= Justyna Zwolak =

Polish-American applied mathematician

Justyna P. Zwolak is a Polish and American applied mathematician whose research applies machine learning to quantum computing, and particularly to the control theory, tuning, and state recognition of quantum dots. She works as a scientist at the National Institute of Standards and Technology, in its Applied and Computational Mathematics Division.

==Education and career==
Zwolak was educated at Nicolaus Copernicus University in Toruń, where she received a master's degree in 2007 and completed her Ph.D. in 2011.
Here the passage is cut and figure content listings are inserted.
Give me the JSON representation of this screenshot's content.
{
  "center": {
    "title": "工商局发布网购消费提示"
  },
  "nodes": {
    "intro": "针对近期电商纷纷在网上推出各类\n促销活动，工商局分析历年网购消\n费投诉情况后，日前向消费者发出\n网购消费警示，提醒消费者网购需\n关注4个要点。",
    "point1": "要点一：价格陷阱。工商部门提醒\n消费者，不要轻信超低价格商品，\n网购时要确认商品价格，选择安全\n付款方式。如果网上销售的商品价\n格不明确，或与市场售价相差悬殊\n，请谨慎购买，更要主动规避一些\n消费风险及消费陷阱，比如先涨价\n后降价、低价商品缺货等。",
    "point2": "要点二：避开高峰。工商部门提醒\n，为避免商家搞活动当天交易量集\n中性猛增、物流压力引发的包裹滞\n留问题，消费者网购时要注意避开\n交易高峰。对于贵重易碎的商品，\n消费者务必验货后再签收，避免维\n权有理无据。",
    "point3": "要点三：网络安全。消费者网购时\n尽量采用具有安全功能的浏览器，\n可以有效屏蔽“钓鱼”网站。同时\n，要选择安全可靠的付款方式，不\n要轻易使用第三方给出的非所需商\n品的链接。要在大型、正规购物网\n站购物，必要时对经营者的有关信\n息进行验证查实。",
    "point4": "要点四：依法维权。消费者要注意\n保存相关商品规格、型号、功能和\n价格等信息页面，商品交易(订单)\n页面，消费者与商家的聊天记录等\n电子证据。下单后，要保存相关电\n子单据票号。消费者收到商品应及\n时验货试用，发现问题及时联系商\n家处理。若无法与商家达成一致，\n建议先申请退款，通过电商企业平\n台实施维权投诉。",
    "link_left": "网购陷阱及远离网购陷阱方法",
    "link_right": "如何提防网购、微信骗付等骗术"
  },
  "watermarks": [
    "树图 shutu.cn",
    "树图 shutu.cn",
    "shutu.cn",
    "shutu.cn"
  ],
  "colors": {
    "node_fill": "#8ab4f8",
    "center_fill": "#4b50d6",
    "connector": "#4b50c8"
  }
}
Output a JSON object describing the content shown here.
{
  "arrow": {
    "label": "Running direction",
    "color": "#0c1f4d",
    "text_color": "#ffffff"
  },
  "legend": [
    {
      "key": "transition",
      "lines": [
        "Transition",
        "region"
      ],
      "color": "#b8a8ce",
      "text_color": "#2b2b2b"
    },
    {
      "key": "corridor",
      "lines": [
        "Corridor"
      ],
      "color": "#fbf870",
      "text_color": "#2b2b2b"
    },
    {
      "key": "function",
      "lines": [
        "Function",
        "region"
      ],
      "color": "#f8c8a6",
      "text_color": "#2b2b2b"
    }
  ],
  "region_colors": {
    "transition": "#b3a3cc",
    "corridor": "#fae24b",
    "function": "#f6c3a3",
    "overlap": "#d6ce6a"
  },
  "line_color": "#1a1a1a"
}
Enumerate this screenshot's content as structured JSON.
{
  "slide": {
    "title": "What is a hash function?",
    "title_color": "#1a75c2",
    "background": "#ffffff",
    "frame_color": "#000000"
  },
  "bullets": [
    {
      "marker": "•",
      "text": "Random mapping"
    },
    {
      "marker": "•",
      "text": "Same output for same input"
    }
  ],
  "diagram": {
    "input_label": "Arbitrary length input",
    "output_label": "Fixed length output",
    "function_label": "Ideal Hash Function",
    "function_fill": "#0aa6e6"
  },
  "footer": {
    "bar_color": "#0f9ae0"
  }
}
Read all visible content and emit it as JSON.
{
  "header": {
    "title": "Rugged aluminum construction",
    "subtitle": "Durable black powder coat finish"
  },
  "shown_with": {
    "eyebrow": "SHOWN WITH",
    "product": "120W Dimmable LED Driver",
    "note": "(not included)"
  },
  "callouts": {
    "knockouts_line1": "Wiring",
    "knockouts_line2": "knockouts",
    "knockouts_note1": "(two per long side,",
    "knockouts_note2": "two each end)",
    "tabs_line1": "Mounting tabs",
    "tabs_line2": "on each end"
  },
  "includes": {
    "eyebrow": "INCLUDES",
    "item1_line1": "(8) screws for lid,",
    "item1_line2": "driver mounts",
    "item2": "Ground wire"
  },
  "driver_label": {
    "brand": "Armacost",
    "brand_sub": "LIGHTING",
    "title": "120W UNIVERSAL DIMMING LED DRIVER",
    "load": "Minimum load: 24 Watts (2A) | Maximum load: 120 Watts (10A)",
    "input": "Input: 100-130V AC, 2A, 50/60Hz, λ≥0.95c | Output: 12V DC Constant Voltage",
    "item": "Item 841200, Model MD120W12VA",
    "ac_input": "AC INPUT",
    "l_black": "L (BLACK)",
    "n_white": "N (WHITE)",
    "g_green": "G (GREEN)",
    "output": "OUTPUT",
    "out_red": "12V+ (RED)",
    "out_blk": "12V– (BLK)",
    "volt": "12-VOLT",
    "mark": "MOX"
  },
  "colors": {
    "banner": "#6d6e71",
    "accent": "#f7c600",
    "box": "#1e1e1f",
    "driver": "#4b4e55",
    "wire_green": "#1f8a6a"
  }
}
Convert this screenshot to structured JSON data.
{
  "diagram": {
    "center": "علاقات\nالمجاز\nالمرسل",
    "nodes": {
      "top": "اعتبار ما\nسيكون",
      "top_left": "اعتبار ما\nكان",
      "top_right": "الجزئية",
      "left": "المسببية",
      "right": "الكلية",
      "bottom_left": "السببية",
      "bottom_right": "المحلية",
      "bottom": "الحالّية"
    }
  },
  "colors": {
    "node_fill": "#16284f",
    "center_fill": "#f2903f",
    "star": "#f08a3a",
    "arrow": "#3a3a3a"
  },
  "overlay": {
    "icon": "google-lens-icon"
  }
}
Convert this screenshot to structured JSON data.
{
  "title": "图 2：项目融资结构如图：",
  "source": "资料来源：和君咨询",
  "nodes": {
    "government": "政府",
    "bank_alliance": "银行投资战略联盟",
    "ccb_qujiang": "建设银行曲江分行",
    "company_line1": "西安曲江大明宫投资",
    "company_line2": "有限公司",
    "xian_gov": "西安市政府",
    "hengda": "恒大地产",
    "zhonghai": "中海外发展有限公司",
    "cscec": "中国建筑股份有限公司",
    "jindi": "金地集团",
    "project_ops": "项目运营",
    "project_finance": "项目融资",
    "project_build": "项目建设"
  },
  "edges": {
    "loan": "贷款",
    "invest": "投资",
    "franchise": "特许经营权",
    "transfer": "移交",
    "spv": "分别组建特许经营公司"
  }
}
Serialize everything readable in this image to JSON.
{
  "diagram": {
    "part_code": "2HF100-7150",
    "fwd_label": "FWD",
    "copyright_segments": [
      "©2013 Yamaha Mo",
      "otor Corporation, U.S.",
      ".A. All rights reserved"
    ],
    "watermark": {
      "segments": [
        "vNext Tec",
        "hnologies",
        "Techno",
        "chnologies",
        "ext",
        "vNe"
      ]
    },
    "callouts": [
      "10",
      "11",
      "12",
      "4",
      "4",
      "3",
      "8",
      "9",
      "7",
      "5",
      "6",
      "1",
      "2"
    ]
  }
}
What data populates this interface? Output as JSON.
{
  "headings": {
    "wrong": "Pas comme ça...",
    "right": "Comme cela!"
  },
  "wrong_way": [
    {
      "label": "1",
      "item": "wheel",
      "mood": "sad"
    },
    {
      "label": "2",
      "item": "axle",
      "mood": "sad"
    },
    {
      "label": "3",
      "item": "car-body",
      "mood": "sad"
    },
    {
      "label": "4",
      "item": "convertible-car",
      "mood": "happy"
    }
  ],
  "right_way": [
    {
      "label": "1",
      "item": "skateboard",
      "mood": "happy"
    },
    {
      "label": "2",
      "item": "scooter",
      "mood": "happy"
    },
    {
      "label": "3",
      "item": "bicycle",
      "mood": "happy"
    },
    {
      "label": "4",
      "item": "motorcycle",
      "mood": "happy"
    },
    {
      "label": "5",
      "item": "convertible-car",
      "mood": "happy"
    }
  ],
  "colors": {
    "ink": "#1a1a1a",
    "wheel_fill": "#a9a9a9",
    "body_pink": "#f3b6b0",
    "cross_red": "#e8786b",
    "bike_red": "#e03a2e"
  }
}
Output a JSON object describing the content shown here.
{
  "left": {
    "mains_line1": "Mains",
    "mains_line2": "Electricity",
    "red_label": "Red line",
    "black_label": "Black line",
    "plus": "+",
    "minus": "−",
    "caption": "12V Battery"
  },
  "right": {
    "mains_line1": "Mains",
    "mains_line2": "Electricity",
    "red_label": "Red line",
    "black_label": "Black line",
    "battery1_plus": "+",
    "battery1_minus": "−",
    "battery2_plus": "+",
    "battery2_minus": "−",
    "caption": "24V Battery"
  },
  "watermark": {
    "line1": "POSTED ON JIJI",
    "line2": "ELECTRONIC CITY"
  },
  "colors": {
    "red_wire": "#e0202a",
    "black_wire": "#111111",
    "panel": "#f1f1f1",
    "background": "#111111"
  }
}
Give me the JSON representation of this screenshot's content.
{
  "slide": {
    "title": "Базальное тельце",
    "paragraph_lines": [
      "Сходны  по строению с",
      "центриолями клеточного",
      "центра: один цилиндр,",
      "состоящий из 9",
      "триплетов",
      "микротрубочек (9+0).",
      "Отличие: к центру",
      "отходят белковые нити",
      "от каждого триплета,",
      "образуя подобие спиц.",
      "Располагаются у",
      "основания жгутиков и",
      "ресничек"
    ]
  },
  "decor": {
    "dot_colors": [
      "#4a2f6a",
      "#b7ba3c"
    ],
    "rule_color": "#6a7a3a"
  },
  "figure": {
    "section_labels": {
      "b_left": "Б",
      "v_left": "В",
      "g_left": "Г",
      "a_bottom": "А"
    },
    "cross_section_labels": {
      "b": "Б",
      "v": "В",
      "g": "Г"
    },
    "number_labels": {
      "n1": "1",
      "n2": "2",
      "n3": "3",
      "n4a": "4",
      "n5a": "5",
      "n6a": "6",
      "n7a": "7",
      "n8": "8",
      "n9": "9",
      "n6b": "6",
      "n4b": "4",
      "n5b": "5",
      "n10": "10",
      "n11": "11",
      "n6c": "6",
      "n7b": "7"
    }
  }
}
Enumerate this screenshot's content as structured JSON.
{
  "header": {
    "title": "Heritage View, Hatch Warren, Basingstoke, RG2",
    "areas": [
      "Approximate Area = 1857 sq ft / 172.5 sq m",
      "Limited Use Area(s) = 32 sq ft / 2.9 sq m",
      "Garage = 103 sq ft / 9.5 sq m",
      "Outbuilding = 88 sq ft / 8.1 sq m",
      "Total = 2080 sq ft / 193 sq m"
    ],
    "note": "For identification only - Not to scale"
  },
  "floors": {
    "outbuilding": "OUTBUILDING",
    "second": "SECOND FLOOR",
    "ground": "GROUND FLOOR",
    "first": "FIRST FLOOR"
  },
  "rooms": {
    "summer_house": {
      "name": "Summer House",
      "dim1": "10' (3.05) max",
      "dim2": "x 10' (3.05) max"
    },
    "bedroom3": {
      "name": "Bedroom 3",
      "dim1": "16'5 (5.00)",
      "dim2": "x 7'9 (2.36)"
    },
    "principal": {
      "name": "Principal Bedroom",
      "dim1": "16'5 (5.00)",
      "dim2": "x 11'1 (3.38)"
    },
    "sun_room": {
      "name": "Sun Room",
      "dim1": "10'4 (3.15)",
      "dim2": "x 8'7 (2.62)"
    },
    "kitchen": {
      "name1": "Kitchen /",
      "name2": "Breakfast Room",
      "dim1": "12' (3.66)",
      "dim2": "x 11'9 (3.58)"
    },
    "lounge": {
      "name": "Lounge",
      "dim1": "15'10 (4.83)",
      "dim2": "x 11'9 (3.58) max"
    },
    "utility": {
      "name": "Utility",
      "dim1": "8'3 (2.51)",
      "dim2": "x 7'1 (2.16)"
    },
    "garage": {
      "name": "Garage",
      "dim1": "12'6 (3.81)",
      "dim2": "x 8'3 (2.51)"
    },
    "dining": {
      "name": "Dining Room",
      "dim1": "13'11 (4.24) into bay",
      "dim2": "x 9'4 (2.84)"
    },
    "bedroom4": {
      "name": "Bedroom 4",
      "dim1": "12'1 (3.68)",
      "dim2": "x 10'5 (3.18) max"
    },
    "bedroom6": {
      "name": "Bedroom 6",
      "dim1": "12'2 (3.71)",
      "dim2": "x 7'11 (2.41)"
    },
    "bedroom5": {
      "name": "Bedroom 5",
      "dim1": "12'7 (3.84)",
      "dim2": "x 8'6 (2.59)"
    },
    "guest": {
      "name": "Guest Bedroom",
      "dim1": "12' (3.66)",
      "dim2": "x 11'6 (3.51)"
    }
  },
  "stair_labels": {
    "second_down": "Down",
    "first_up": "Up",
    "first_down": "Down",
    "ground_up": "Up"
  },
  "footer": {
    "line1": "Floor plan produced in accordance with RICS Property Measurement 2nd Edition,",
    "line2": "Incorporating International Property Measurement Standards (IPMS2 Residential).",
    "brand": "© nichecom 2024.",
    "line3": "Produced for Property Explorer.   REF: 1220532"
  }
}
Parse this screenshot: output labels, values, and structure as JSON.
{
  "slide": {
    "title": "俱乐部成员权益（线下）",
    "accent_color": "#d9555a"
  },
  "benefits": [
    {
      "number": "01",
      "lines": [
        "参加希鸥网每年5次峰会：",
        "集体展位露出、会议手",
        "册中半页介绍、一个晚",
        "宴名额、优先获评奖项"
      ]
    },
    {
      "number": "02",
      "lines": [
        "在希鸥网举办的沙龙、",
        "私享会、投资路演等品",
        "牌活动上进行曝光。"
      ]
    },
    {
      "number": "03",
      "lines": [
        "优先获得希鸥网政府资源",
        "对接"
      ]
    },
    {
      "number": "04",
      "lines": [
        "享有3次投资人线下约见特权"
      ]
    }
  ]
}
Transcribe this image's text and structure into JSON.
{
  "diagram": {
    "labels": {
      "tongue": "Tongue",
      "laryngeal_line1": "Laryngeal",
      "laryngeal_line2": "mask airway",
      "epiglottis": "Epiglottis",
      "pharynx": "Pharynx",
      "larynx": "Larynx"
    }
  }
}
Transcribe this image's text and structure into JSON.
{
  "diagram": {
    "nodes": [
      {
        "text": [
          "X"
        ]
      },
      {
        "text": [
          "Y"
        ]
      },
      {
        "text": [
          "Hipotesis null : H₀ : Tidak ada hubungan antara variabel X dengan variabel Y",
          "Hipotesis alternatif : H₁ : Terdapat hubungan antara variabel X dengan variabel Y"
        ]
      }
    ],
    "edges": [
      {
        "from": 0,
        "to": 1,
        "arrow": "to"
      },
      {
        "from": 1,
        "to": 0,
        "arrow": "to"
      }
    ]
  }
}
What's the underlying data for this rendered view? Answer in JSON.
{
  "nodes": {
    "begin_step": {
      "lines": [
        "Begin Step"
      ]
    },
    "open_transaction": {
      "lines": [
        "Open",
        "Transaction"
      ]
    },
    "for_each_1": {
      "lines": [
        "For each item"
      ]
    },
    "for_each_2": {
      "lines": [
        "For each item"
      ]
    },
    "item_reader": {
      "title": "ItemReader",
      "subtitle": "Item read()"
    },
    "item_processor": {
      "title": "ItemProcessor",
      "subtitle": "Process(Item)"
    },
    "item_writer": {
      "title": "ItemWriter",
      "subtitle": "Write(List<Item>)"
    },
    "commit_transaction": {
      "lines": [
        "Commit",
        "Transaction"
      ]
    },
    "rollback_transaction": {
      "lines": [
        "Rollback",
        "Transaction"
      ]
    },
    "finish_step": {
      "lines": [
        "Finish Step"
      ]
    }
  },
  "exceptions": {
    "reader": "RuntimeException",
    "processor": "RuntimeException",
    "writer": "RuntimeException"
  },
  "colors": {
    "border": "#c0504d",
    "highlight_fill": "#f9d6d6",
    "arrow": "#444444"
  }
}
Next, she became a postdoctoral researcher in physics at Oregon State University from 2011 to 2014, in the STEM Transformation Institute of Florida International University from 2014 to 2017, and in the Institute for Advanced Computer Studies (UMIACS) Joint Center for Quantum of the University of Maryland, College Park from 2017 to 2019. In 2019 she joined the National Institute of Standards and Technology as a mathematician in its Applied and Computational Mathematics Division.

==Recognition==
With Jacob Taylor of NIST, Zwolak received the Department of Commerce Bronze Medal in 2024 "for pioneering the field of machine learning for quantum control". She was the 2024 recipient of the Washington Academy of Sciences Excellence in Research Award, "for outstanding contributions in the application of machine learning to the control of systems at the frontiers of quantum science and technology".

She was a 2025 recipient of the Presidential Early Career Award for Scientists and Engineers, "for breakthrough research combining machine learning, computer vision, and physics-based heuristics to calibrate and control quantum systems".